UKBA refer to the prison as pre-departure accommodation, however if you do not have the freedom to leave then it is a prison, plain and simple. Nick Clegg announced in 2010 that child detention would be ended by May 2011, promising that the government would end the ‘shameful practice that last year alone saw more than 1,000 children – 1,000 innocent children – imprisoned. Children literally taken from their homes, without warning, and placed behind bars…That practice, the practice we inherited, ends here.’ Last year 226 children were put into detention centres – the barbaric, racist practice continues.

After almost three days being held in a prison that Hassanat’s family should not have had to endure a single second in, they were bundled into a van early on the morning of Saturday 9th March, Hassanat’s mobile phone taken off her so TCAR, her friends and the press could not find out what was happening to them, and driven 50 miles to Heathrow Airport with nine ‘escorts’ aka plain clothed immigration police, reportedly from private company Reliance, seven of them men and only two women. Two of them told her they were actually former police officers. They arrived at 2pm, were held in a small room for seven hours until 9pm, her children were very distressed and crying, not knowing what was happening, taken in another van to the airport terminal and bundled onto a commercial Virgin Atlantic flight, the day after IWD and when, loyal to the British state, Sir Richard Branson owner of Virgin tweeted his promises to help ‘end violence against women’. Hassanat was sat at the back of the plane in the middle aisle surrounded by immigration police. Two of the nine sat behind her, one on either side of her, two on the same row as her on the right-hand side aisle, and two on the same row as her on the left-hand side aisle. Her own children were not allowed to sit next to her to be comforted, instead separated by this police cordon. Hassanat shouted to try and let the passengers know they were being taken against their will and was told by the officers that if she shouted again they were going to handcuff her and put something over her mouth. She wanted to speak to her kids and get them to scream and shout but she was afraid of what the immigration police would do. After the nearly 8 hour, 3,110 mile flight they arrived in Lagos at 6am, Sunday 10th March, Mother’s Day. The squadron of British officers wiped their hands and dumped the family with immigration officers in Nigeria and a measly £300 – no place to stay, no job, no school, no support, no connection to any communities.

We have put Hassanat in touch with women’s human rights charities in Lagos and will stay in contact with her.

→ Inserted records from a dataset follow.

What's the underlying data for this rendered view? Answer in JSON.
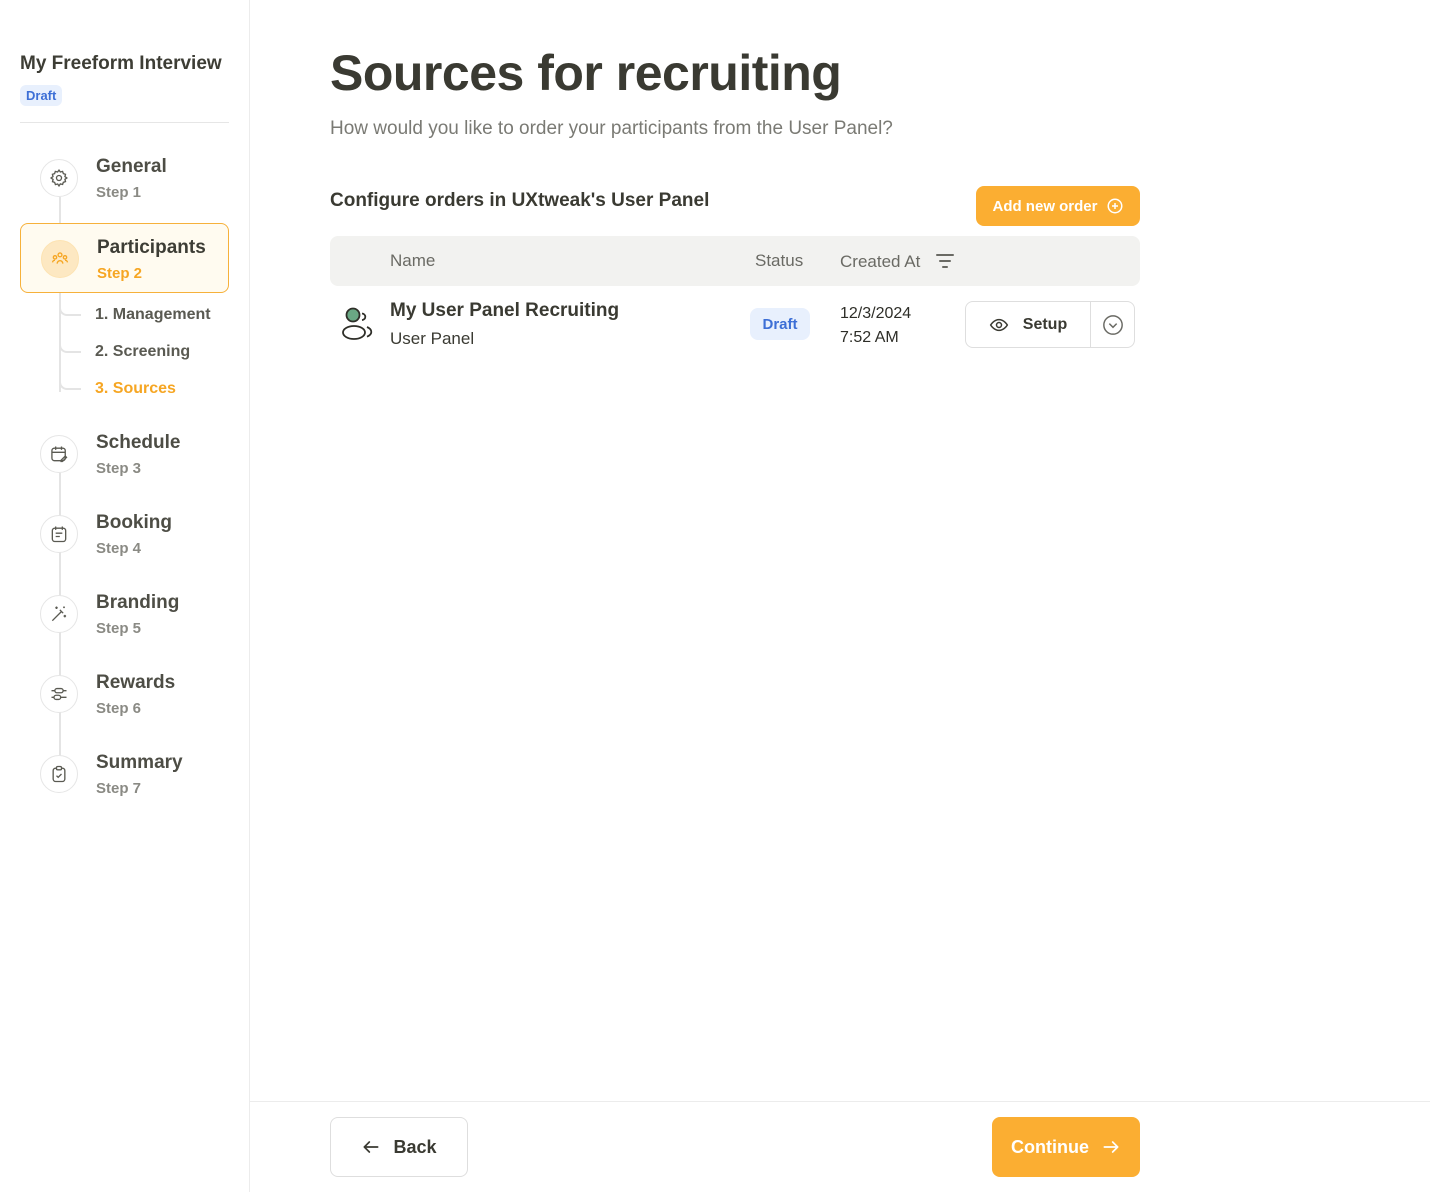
{
  "project": {
    "title": "My Freeform Interview",
    "status": "Draft"
  },
  "steps": [
    {
      "name": "General",
      "sub": "Step 1",
      "icon": "gear-icon"
    },
    {
      "name": "Participants",
      "sub": "Step 2",
      "icon": "participants-icon"
    },
    {
      "name": "Schedule",
      "sub": "Step 3",
      "icon": "calendar-edit-icon"
    },
    {
      "name": "Booking",
      "sub": "Step 4",
      "icon": "calendar-icon"
    },
    {
      "name": "Branding",
      "sub": "Step 5",
      "icon": "magic-wand-icon"
    },
    {
      "name": "Rewards",
      "sub": "Step 6",
      "icon": "sliders-icon"
    },
    {
      "name": "Summary",
      "sub": "Step 7",
      "icon": "clipboard-check-icon"
    }
  ],
  "substeps": [
    "1. Management",
    "2. Screening",
    "3. Sources"
  ],
  "main": {
    "title": "Sources for recruiting",
    "subtitle": "How would you like to order your participants from the User Panel?",
    "section_title": "Configure orders in UXtweak's User Panel",
    "add_button": "Add new order"
  },
  "table": {
    "columns": {
      "name": "Name",
      "status": "Status",
      "created": "Created At"
    },
    "rows": [
      {
        "name": "My User Panel Recruiting",
        "type": "User Panel",
        "status": "Draft",
        "date": "12/3/2024",
        "time": "7:52 AM",
        "action": "Setup"
      }
    ]
  },
  "footer": {
    "back": "Back",
    "continue": "Continue"
  },
  "colors": {
    "accent": "#fbae32",
    "draft_badge": "#3d6fd6",
    "text": "#3a3a32"
  }
}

Tyneside Community Action Against Racism would like to thank everyone who has been involved in this public, political campaign to stop their deportation. This is a very sad time for us all. We must remember that with one person being deported from Britain every eight minutes, it is the racist system as whole we need to organise against and link this struggle up with all anti-deportation campaigns to help build a strong movement against racism. We have learned a lot of lessons that we will use to continue this fight, not just for Hassanat, Teniola, Adunola and Shaniola but for and with all the people the British state oppresses and exploits in this country and around the world.

Together, together, together we are stronger!